Data structures are fundamental components in R that allow you to store and organize data. Understanding these structures is crucial for effective data analysis and programming in R. The primary data structures in R include vectors, matrices, arrays, data frames, and lists.
1. Vectors
A vector is the most basic data structure in R. It is a sequence of elements of the same type. There are different types of vectors, including numeric, integer, character, logical, and complex.
Creating Vectors –
- Numeric Vector:
> numeric_vector <- c(1, 2, 3, 4)
- Character Vector:
> char_vector <- c(“a”, “b”, “c”)
- Logical Vector:
> logical_vector <- c(TRUE, FALSE, TRUE)
Accessing Elements –
- Single Element:
> numeric_vector[2] # Output: 2
- Multiple Elements:
> numeric_vector[c(1, 3)] # Output: 1 3
> first_element <- numeric_vector[1]
> subset_vector <- char_vector[c(1, 3)]
2. Matrices
A matrix is a two-dimensional array where each element has the same type.
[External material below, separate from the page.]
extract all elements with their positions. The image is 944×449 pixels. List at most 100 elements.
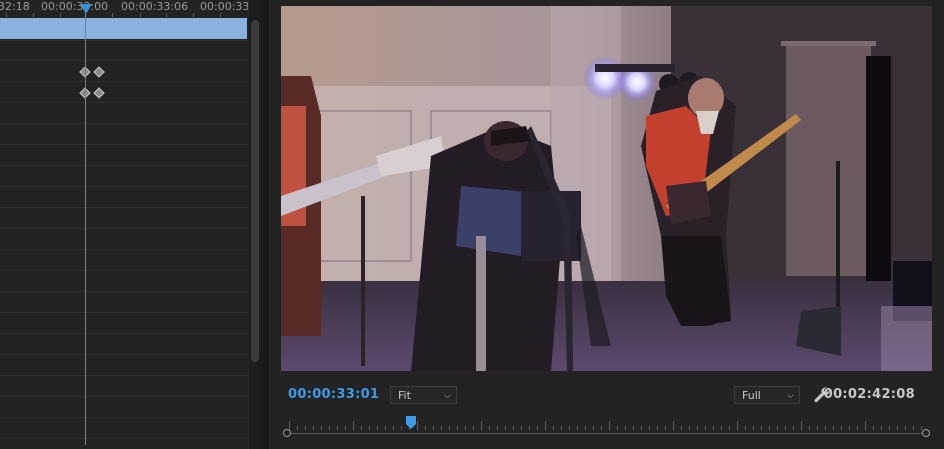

It is essentially a collection of vectors with the same length.
Creating Matrices –
- Using matrix() function:
> matrix_1 <- matrix(c(1:9), nrow = 3, ncol = 3)
> row1 <- c(1, 2, 3)
> row2 <- c(4, 5, 6)
> matrix_2 <- rbind(row1, row2)
or
> matrix_1 <- matrix(c(1:9), nrow = 3, ncol = 3)
> matrix_2 <- rbind(c(1, 2, 3), c(4, 5, 6))
Accessing Elements –
Single Element:
> matrix_1[2, 3] # Second row, third column
Entire Row or Column:
> matrix_1[2, ] # Second row
3. Arrays
An array is similar to a matrix but can have more than two dimensions.
Creating Arrays –
> array_1 <- array(1:24, dim = c(3, 4, 2))
Accessing Elements –
- Single Element: array_1[2, 3, 1] # Second row, third column, first matrix
> array_1[2, 3, 1]
4. Data Frames
A data frame is a table or 2D array-like structure where each column can contain different types of data (numeric, character, logical, etc.).
Creating Data Frames –
> data_frame <- data.frame(
Name = c(“John”, “Jane”, “Tom”),
Age = c(28, 34, 23),
Gender = c(“M”, “F”, “M”)
)
Accessing Elements –
Single Element:
> data_frame[1, 2] # First row, second column
> data_frame[1, ] # First row only
Column by Name:
> data_frame$Age
5. Lists
A list is a versatile data structure that can hold elements of different types, such as numbers, strings, vectors, and even other lists.
Creating Lists –
> list_1 <- list(
Name = “John”,
Age = 28,
Scores = c(85, 90, 92)
)
Accessing Elements –
- Single Element:
> list_1$Name
- Nested Elements:
> list_1$Scores[2]
6. Tibbles
A modern version of data frames with enhanced features and better printing methods.
> install.packages(“tibble”)
> library(tibble)
> tibble_example <- tibble(
Name = c(“John”, “Jane”, “Tom”),
Age = c(28, 34, 23)
)
7. Factor
Used to handle categorical data, which can have fixed and known set of possible values.
> factor_example <- factor(c(“High”, “Medium”, “Low”, “Medium”, “High”))